Looking back at what SPEED Project has contributed to Reproductive Maternal Newborn Child and Adolescent Health (RMNCAH): An interview with Prof Freddie Ssengooba.


Prof Freddie Ssengooba- Director SPEED Project

  • Briefly tell us about the SPEED project?

SPEED stands for Supporting Policy Engagement for Evidence-based Decisions (SPEED) for Universal Health Coverage in Uganda Project. SPEED is a five-year initiative supported by the European Union (EU) launched in March 2015 and broadly addresses Universal Health Coverage (UHC) and systems resilience in Uganda. The initiative is being implemented by a partnership of institutions that are specialized in health policy and systems research, economic policy analyses, social science research, national planning, and advocacy for health rights. SPEED is a consortium of five implementing partners, i.e Makerere University School of Public Health -MakSPH (lead agency), Economic Policy Research Centre (EPRC), National Planning Authority (NPA), Uganda National Health Consumers’ Organisation (UNHCO), Human Sciences Research Council-HSRC (based in South Africa) and the Institute of Tropical Medicine-ITM (Antwerp, Belgium).

  • SPEED has done a lot of work around UHC, what in particular has SPEED done for RMNCAH?

There are many areas for which SPEED has contributed to.  It should be noted that this project was designed in such a way to respond to the key questions from the clients. As the country was concluding the era of Millennium Development Goals (MDGs) and looking ahead into the Sustainable Development Goals (SDGs) period, the government needed to be guided on how to deal with the issues of reproductive health. SPEED was commissioned by MoH and development partners (WHO, UNFPA and UNICEF) to evaluate the implementation of the Costed Implementation Plan for Family Planning (CIFP2020), The Sharpened Plan for Maternal and Child Health (2013-2015) and the National Adolescent Health Strategy in Uganda.

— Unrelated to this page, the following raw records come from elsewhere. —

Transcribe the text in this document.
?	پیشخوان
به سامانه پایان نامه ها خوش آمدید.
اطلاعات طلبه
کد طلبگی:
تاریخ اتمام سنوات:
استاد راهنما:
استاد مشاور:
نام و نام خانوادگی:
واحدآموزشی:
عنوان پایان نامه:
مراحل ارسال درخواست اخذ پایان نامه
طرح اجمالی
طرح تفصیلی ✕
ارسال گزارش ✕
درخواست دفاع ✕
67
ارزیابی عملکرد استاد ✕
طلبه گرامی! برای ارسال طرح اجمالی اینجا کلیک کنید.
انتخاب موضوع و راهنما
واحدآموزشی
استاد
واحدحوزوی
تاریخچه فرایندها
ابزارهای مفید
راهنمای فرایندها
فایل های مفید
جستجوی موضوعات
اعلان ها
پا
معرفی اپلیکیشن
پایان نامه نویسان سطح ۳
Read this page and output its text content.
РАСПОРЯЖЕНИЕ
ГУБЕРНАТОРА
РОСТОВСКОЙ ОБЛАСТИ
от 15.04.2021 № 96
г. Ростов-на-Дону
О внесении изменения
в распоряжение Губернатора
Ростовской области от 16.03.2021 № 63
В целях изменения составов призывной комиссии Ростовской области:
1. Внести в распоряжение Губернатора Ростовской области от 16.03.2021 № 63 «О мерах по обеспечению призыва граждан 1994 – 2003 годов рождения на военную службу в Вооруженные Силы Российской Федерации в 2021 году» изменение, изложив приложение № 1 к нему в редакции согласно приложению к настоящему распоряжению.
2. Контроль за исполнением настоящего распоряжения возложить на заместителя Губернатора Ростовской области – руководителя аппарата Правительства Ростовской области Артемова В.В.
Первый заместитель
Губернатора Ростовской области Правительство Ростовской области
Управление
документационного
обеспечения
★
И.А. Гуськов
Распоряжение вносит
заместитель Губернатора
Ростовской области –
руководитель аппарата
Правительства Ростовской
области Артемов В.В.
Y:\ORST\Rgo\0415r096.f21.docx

  • How did you undertake this task?

Through a number of engagements with stake holders and development partners at district and national level, we generated a report with key recommendations. In the report we emphasised the need to have more comprehensive ways of understanding the RMNCAH problem in Uganda, working on data systems for proper estimation of RMNCAH service needs, prioritisation of interventions and ensuring effective coverage of RMNCAH across all districts since many had not yet internalised the implementation requirements for RMNCAH.

  • What happened after this report? Are there some changes that came in place after your report?

Yes, on the basis of our recommendations, the government established the annual RMNCAH Assembly. This brings all RMNCAH stakeholders and development partners annually to deliberate and decide on concrete actions to improve outcomes. The first annual meeting was convened on 10th December 2015 at Kampala Serena Hotel Conference Centre with the aim of establishing a clear coordination and accountability mechanism that would reduce on duplications and ensure efficiency and effectiveness in RMNCAH service delivery by all stakeholders in the country. It was presided over by Hon Janet Museveni – champion for RMNCAH.

In this meeting, SPEED project played a major role of informing the deliberations using the findings from the study. I presented on the concept of ‘delivering as one’ for RMNCAH. In my presentation, I emphasised the four different shifts for improving RMNCAH implementation and stakeholder’s coordination. Ie.  Use of data by locals, high impact solutions, working across other sectors and mutual accountability.  I further challenged the stakeholders and development partners present   on three critical issues of; 1) Expanding information systems for accountability, 2) Progressively increasing access for services to ensure feasible Investments in quality of services provided.

Following this convention, there were deliberate efforts from both the government and development partners to implement the integrated RMNCAH guidelines to accelerate the reduction of maternal and new-born deaths.

  • How did your work contribute to the World Bank grant of $140 for RMNCAH program in Uganda?

Well, given several meetings held on RMNCAH not forgetting the recommendations we made, we were invited to present a case / findings and advise the World Bank Mission that was assessing the business case for the grant to support RMNACH. Our contribution was to share the main findings especially the   need for a more comprehensive package and the need to operationalize district service delivery systems. We also recommended for the need to scale up and institutionalise results-based financing (RBF) for primary health care services which was later alone adopted by this grant.

Another item, we should not ignore is the inclusion of the National Identification and Registration Authority (NIRA) in this grant for RMNCAH. This came in directly from our recommendation to the government to improve community data systems and have vital registration so that the service needs are clear and indicators are well based with accurate indicators.

  • Is there any other point you would like to share?

I am so grateful to our funder – the European Union and the team am working with in this consortium whose contribution has made the SPEED project to have a great impact here in Uganda and abroad. I would also like to thank Dr Justine Bukenya, Mr Moses Mukuru and Mr. Michael Ediau who contributed  greatly to this RMNCAH work.